Through government witnesses, prosecutors so far have tried to give jurors the impression that when it came to "spinning" justifications for (and defenses of) the war in Iraq the White House, surprise surprise, was a nest of vipers in the late spring and summer of 2003. Everyone was pointing a finger at everyone else, government attorneys want jurors believing, which means that it was entirely plausible, if not inevitable, that White House officials ultimately would conspire to point a finger at former Ambassador Joseph Wilson, an administration critic, and his wife, Valerie Plame Wilson.

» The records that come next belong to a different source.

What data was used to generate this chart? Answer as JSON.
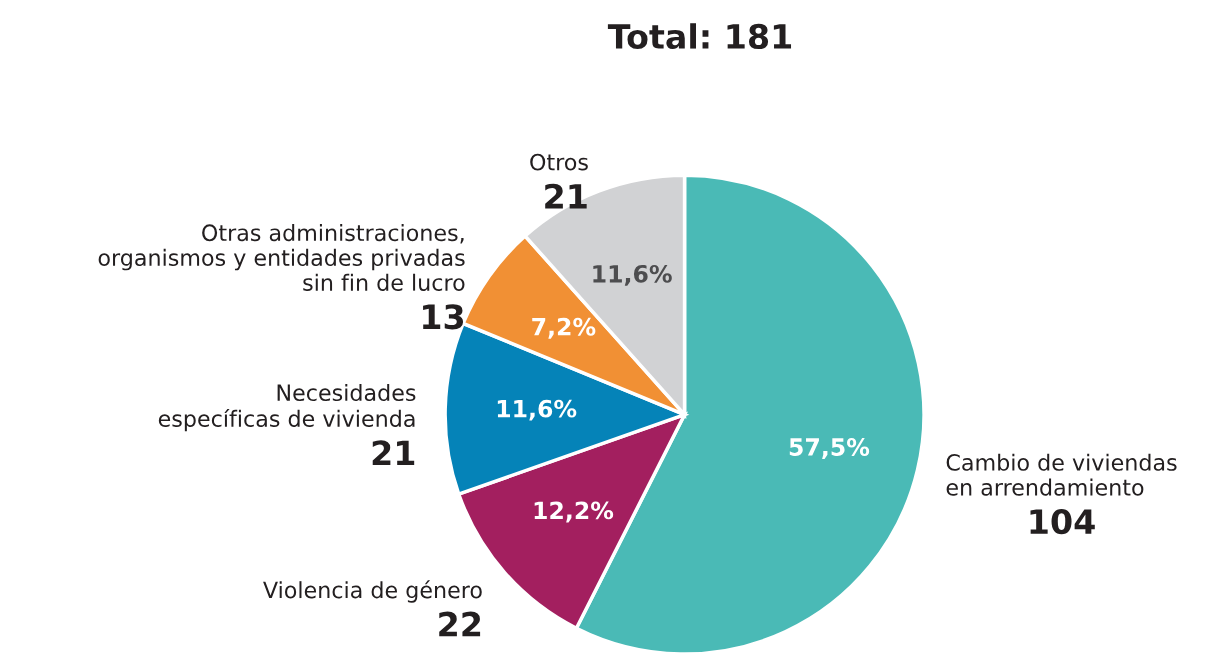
{
  "chart_data": {
    "type": "pie",
    "title": "Total: 181",
    "categories": [
      "Cambio de viviendas\nen arrendamiento",
      "Violencia de género",
      "Necesidades\nespecíficas de vivienda",
      "Otras administraciones,\norganismos y entidades privadas\nsin fin de lucro",
      "Otros"
    ],
    "values": [
      104,
      22,
      21,
      13,
      21
    ],
    "colors": [
      "#4abab6",
      "#a31f5f",
      "#0583b8",
      "#f19034",
      "#d1d2d4"
    ],
    "value_labels": [
      "104",
      "22",
      "21",
      "13",
      "21"
    ],
    "annotations": [
      "57,5%",
      "12,2%",
      "11,6%",
      "7,2%",
      "11,6%"
    ]
  }
}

So jurors heard Wednesday from a fellow named Robert L. Grenier, former CIA Iraq Mission Manager, who told them that Libby summoned him one day in June 2003 because he was "concerned" that Libby's boss, Vice President Dick Cheney, was being blamed for sending Wilson to Niger to check upon the status of Iraq's nuclear weapons program. Libby apparently wanted the world to know that other agencies and folks within the executive branch also were behind the bright idea. Call it the "CYA by use of the CIA."

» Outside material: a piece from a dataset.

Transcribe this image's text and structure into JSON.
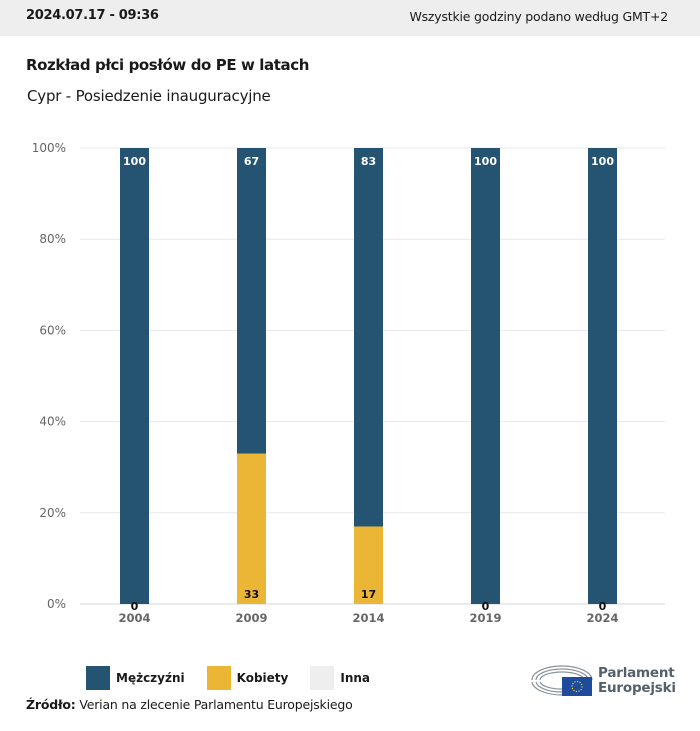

The defense, meanwhile, wants to give jurors the impression as the trial begins that no one involved in this case today remembers what the heck they said or did in 2003. Now, the idea that our leaders, the cream of our political and military and diplomatic crop, could be so addled and distracted and overwhelmed in the moment that they don't remember individual events and episodes a few years earlier is probably as scary to you as it is to me. But it's a core part of the Libby defense. If no one else remembers much detail from those heady days back in 2003, why should Libby go to prison for having a faulty memory?
Which brings us back to our friend Grenier, the former CIA honcho. On cross-examination, reports the Associated Press, defense attorneys got Grenier to "acknowledge he hadn't been able to recall for the FBI in December 2003 whether he told Libby about Plame's job at CIA, and that he still was uncertain when he testified to the grand jury in January 2004 and July 2005." But, he told jurors, he kept "going over it again and again in my mind…" until he came to a different conclusion. Not credible, say defense attorneys. Not exactly confidence-inducing, says me.